Murchad secoua la tête.
— Nous sommes en route pour le tombeau de saint Jacques et ne reverrons pas Ardmore avant au moins trois semaines. Mais comme nous allons faire escale à Ushant, vous ne manquerez pas d’y trouver un bateau qui vous ramènera à bon port.
L’ancien guerrier sourit d’un air las.
— Il faut que je vende ces babioles...
Il montra ses mains chargées de bagues.
— Une année de mes gains a sombré au fond de l’océan et je ne possède que ce que j’ai sur moi.

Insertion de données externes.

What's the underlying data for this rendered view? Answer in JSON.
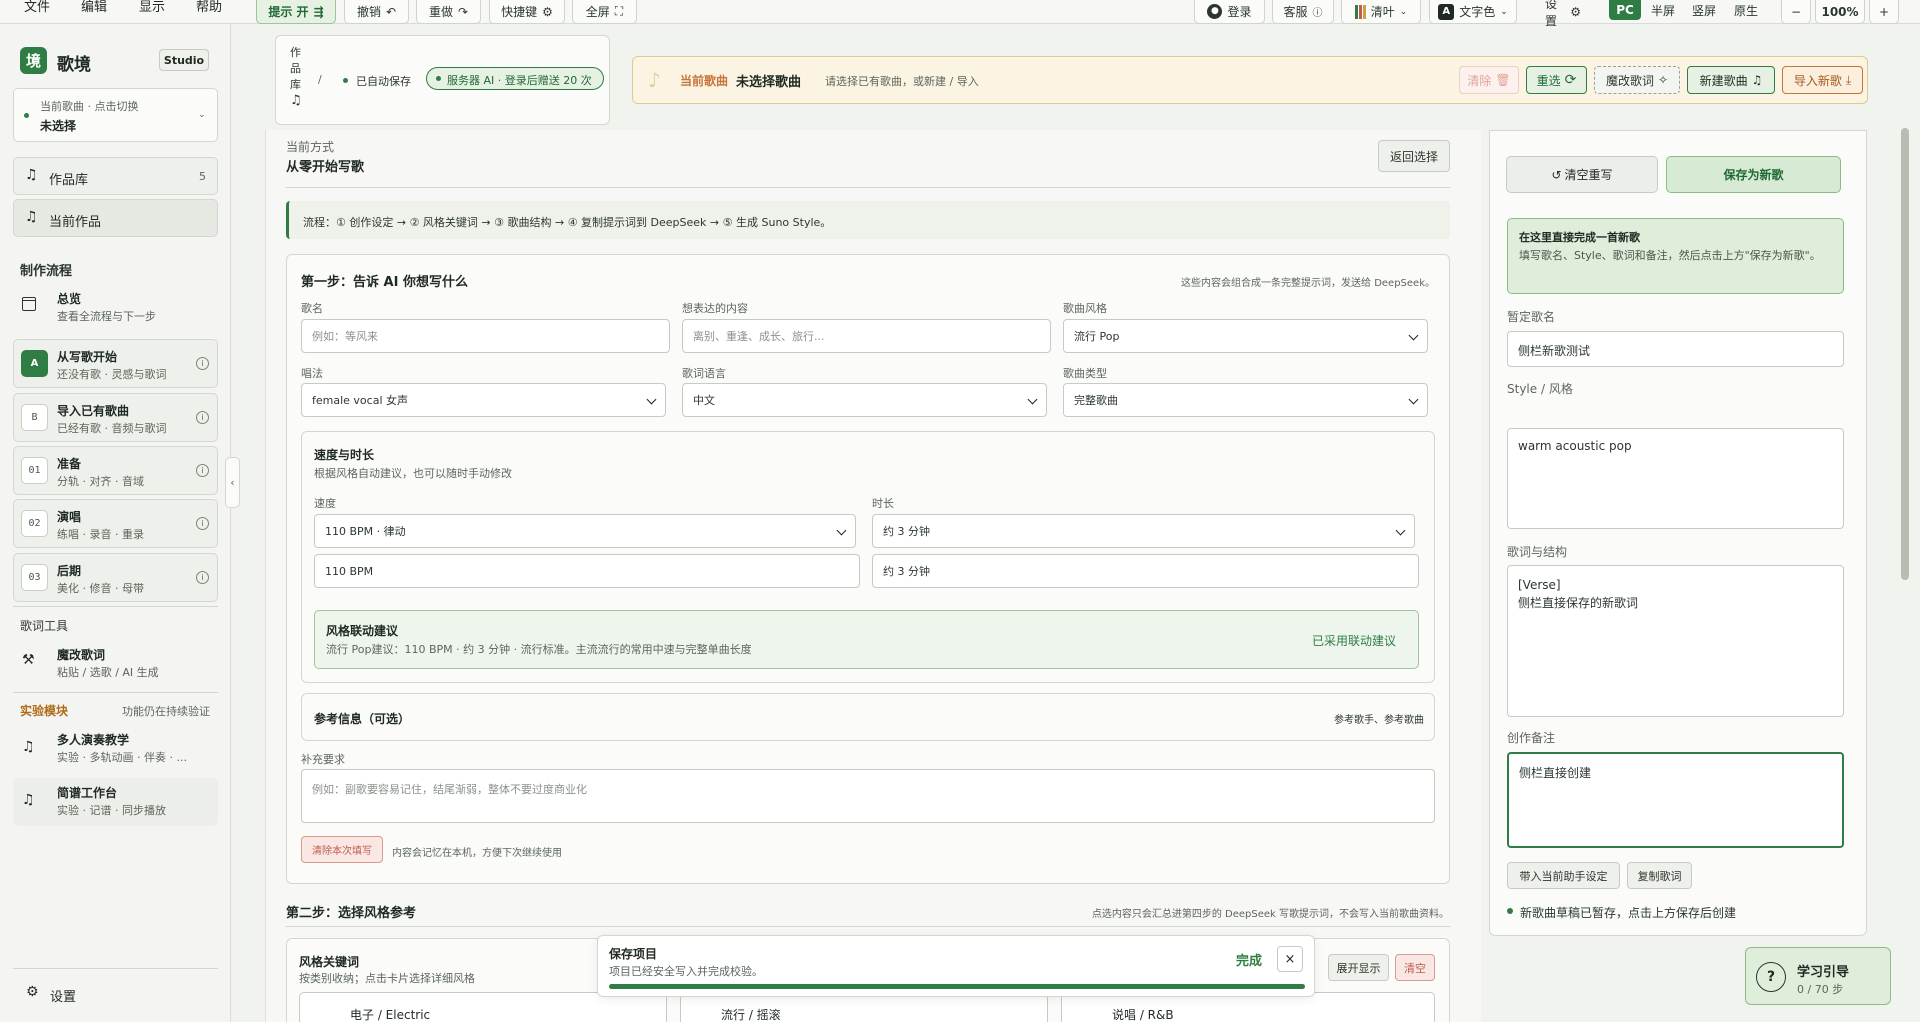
{
  "colors": {
    "accent": "#2f7d44",
    "accent_light": "#e6f1e4",
    "warn": "#c8743a",
    "danger": "#c45a4e",
    "banner_bg": "#fbf4e3"
  },
  "menubar": {
    "file": "文件",
    "edit": "编辑",
    "view": "显示",
    "help": "帮助"
  },
  "toolbar": {
    "hint": "提示 开",
    "undo": "撤销",
    "redo": "重做",
    "shortcut": "快捷键",
    "fullscreen": "全屏",
    "login": "登录",
    "support": "客服",
    "theme": "清叶",
    "text_color": "文字色",
    "settings": "设置",
    "layout_modes": [
      "PC",
      "半屏",
      "竖屏",
      "原生"
    ],
    "zoom_out": "−",
    "zoom": "100%",
    "zoom_in": "+"
  },
  "sidebar": {
    "brand": "歌境",
    "brand_logo": "境",
    "studio": "Studio",
    "current_song_hint": "当前歌曲 · 点击切换",
    "current_song_value": "未选择",
    "library": "作品库",
    "library_count": "5",
    "current_work": "当前作品",
    "workflow_heading": "制作流程",
    "overview_title": "总览",
    "overview_sub": "查看全流程与下一步",
    "steps": [
      {
        "badge": "A",
        "title": "从写歌开始",
        "sub": "还没有歌 · 灵感与歌词"
      },
      {
        "badge": "B",
        "title": "导入已有歌曲",
        "sub": "已经有歌 · 音频与歌词"
      },
      {
        "badge": "01",
        "title": "准备",
        "sub": "分轨 · 对齐 · 音域"
      },
      {
        "badge": "02",
        "title": "演唱",
        "sub": "练唱 · 录音 · 重录"
      },
      {
        "badge": "03",
        "title": "后期",
        "sub": "美化 · 修音 · 母带"
      }
    ],
    "lyric_tools_heading": "歌词工具",
    "lyric_edit_title": "魔改歌词",
    "lyric_edit_sub": "粘贴 / 选歌 / AI 生成",
    "lab_heading": "实验模块",
    "lab_note": "功能仍在持续验证",
    "lab_items": [
      {
        "title": "多人演奏教学",
        "sub": "实验 · 多轨动画 · 伴奏 · ..."
      },
      {
        "title": "简谱工作台",
        "sub": "实验 · 记谱 · 同步播放"
      }
    ],
    "settings": "设置"
  },
  "header_card": {
    "breadcrumb_chars": [
      "作",
      "品",
      "库"
    ],
    "separator": "/",
    "autosave": "已自动保存",
    "server": "服务器 AI · 登录后赠送 20 次"
  },
  "banner": {
    "label": "当前歌曲",
    "value": "未选择歌曲",
    "hint": "请选择已有歌曲，或新建 / 导入",
    "clear": "清除",
    "reselect": "重选",
    "edit_lyrics": "魔改歌词",
    "new_song": "新建歌曲",
    "import_new": "导入新歌"
  },
  "main": {
    "mode_label": "当前方式",
    "mode_value": "从零开始写歌",
    "back": "返回选择",
    "flow": "流程：① 创作设定 → ② 风格关键词 → ③ 歌曲结构 → ④ 复制提示词到 DeepSeek → ⑤ 生成 Suno Style。",
    "step1_title": "第一步：告诉 AI 你想写什么",
    "step1_note": "这些内容会组合成一条完整提示词，发送给 DeepSeek。",
    "song_name_label": "歌名",
    "song_name_ph": "例如：等风来",
    "content_label": "想表达的内容",
    "content_ph": "离别、重逢、成长、旅行...",
    "style_label": "歌曲风格",
    "style_value": "流行 Pop",
    "vocal_label": "唱法",
    "vocal_value": "female vocal 女声",
    "lang_label": "歌词语言",
    "lang_value": "中文",
    "type_label": "歌曲类型",
    "type_value": "完整歌曲",
    "tempo_title": "速度与时长",
    "tempo_sub": "根据风格自动建议，也可以随时手动修改",
    "speed_label": "速度",
    "speed_select": "110 BPM · 律动",
    "speed_value": "110 BPM",
    "duration_label": "时长",
    "duration_select": "约 3 分钟",
    "duration_value": "约 3 分钟",
    "suggest_title": "风格联动建议",
    "suggest_text": "流行 Pop建议：110 BPM · 约 3 分钟 · 流行标准。主流流行的常用中速与完整单曲长度",
    "suggest_status": "已采用联动建议",
    "ref_title": "参考信息（可选）",
    "ref_note": "参考歌手、参考歌曲",
    "extra_label": "补充要求",
    "extra_ph": "例如：副歌要容易记住，结尾渐弱，整体不要过度商业化",
    "clear_btn": "清除本次填写",
    "clear_note": "内容会记忆在本机，方便下次继续使用",
    "step2_title": "第二步：选择风格参考",
    "step2_note": "点选内容只会汇总进第四步的 DeepSeek 写歌提示词，不会写入当前歌曲资料。",
    "kw_title": "风格关键词",
    "kw_sub": "按类别收纳；点击卡片选择详细风格",
    "expand": "展开显示",
    "clear_kw": "清空",
    "genres": [
      "电子 / Electric",
      "流行 / 摇滚",
      "说唱 / R&B"
    ]
  },
  "right": {
    "reset": "清空重写",
    "save_new": "保存为新歌",
    "info_title": "在这里直接完成一首新歌",
    "info_text": "填写歌名、Style、歌词和备注，然后点击上方\"保存为新歌\"。",
    "name_label": "暂定歌名",
    "name_value": "侧栏新歌测试",
    "style_label": "Style / 风格",
    "style_value": "warm acoustic pop",
    "lyrics_label": "歌词与结构",
    "lyrics_line1": "[Verse]",
    "lyrics_line2": "侧栏直接保存的新歌词",
    "notes_label": "创作备注",
    "notes_value": "侧栏直接创建",
    "bring_assistant": "带入当前助手设定",
    "copy_lyrics": "复制歌词",
    "status": "新歌曲草稿已暂存，点击上方保存后创建"
  },
  "toast": {
    "title": "保存项目",
    "sub": "项目已经安全写入并完成校验。",
    "done": "完成",
    "close": "×",
    "progress": 1.0
  },
  "guide": {
    "title": "学习引导",
    "progress": "0 / 70 步",
    "icon": "?"
  }
}
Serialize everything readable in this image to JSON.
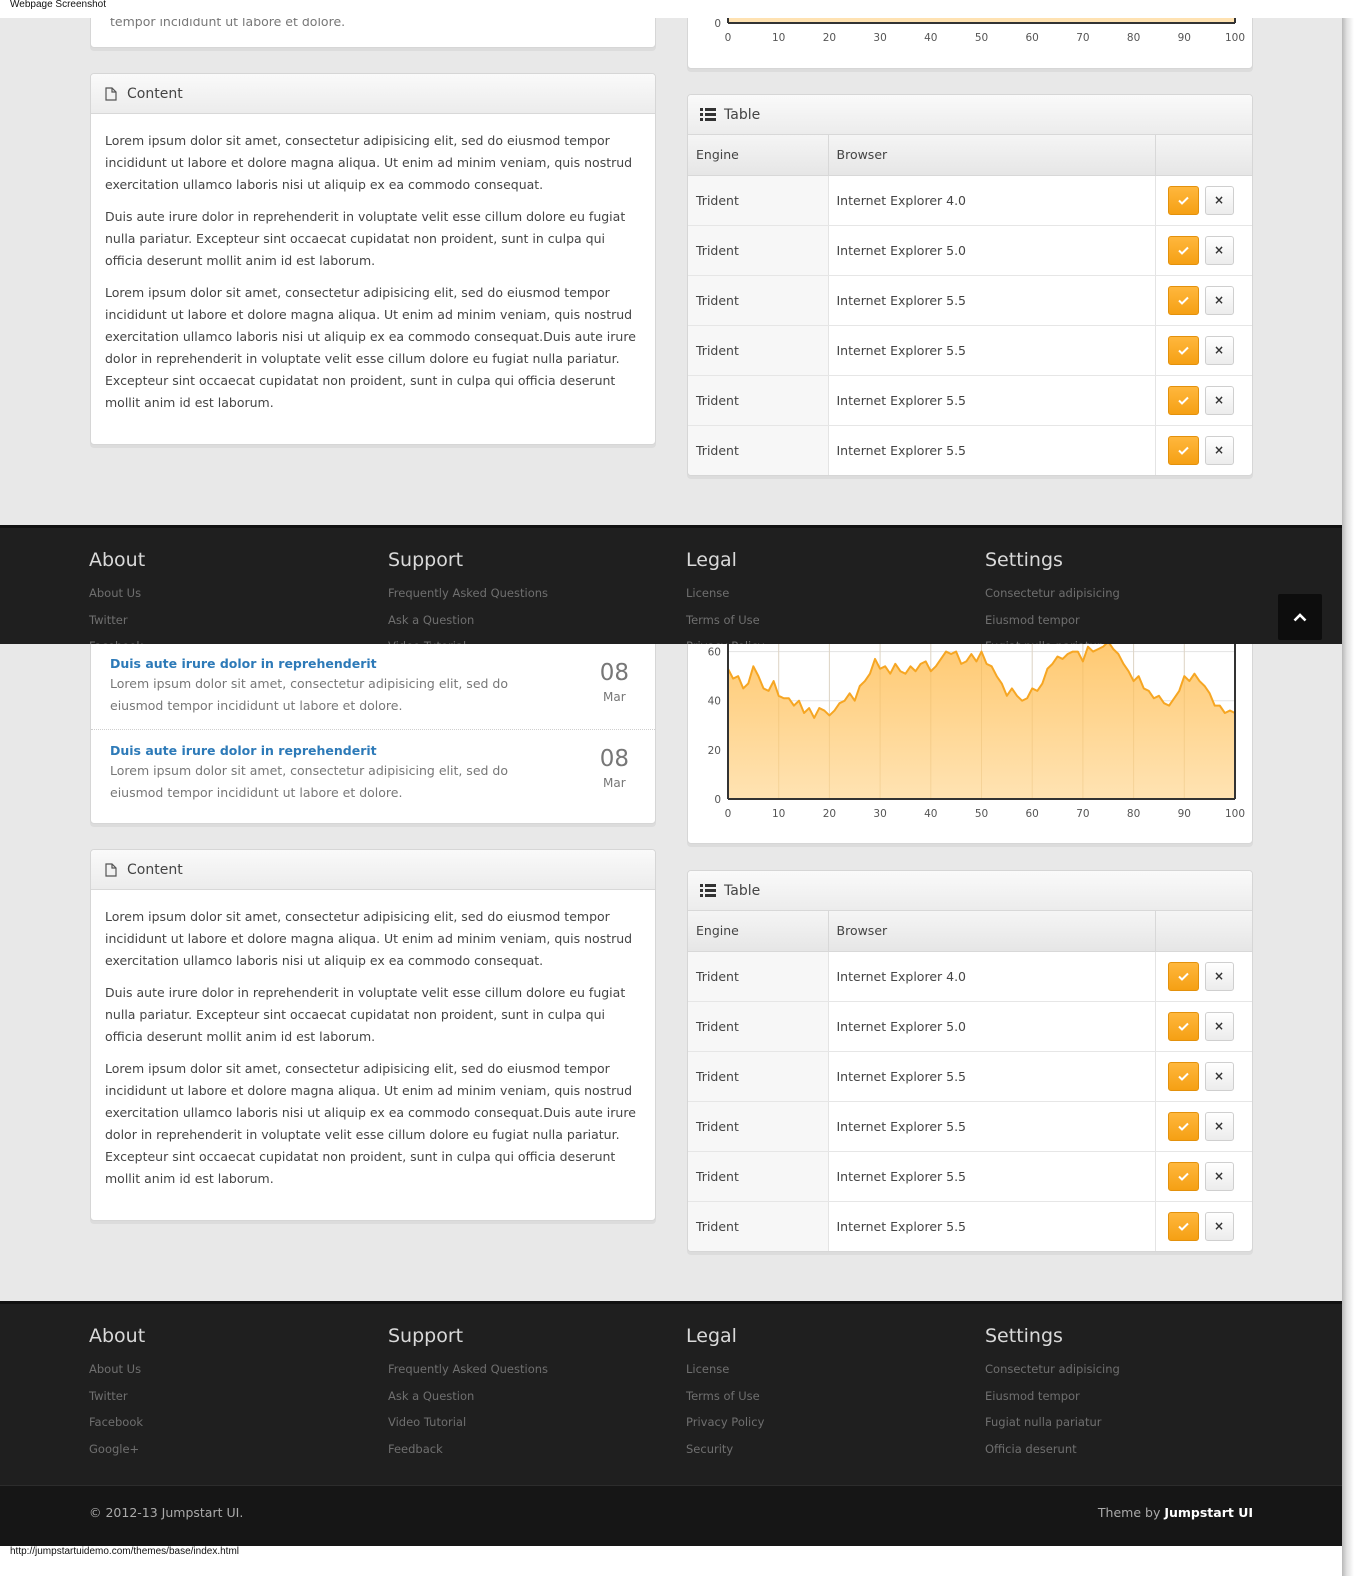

Peut-être parviendrai-je à persuader un vaisseau de m’engager comme homme d’équipage ?
Murchad l’examina d’un air peu convaincu.
— Vous avez de l’expérience ?
L’homme hurla de rire.
— Aucune, je le jure sur les dieux de la bataille. Je suis un bon soldat, versé dans les stratégies de la guerre et les arts du combat, j’aime les chevaux et je connais les secrets du dressage. Je parle trois langues, je sais lire, écrire et même calligraphier les caractères de l’ogam. Mais je n’ai aucune expérience de la navigation.
Murchad pinça les lèvres.
— Dans ce cas, il faudra vous débrouiller seul à Ushant. Et maintenant excusez-moi, j’ai du travail.
Wenbrit, qui était revenu avec un flacon de liqueur, en versa dans un gobelet pour le rescapé.
— Vous devriez enfiler des vêtements secs, monseigneur. Je me charge de vous trouver une tenue qui vous convienne.
— Merci, petit.
Soudain, l’homme qui avait porté le gobelet à sa bouche s’interrompit au milieu de sa phrase, écarquilla les yeux d’un air incrédule, et un tic nerveux agita son visage.
Fidelma se retourna pour tenter de comprendre ce qui motivait ce brusque changement d’attitude.
Cian venait d’apparaître. Il regardait autour de lui et venait aux nouvelles après qu’on l’eut renvoyé sous le pont avec les pèlerins.
Toca Nia émit un grognement sauvage et, laissant échapper le gobelet qui se brisa, il bondit en direction d’un Cian stupéfait.
— Bâtard, assassin ! hurla-t-il.
Puis il envoya son poing dans la figure de frère Cian qui se mit à saigner du nez et bascula vers l’arrière, les yeux agrandis par l’incrédulité.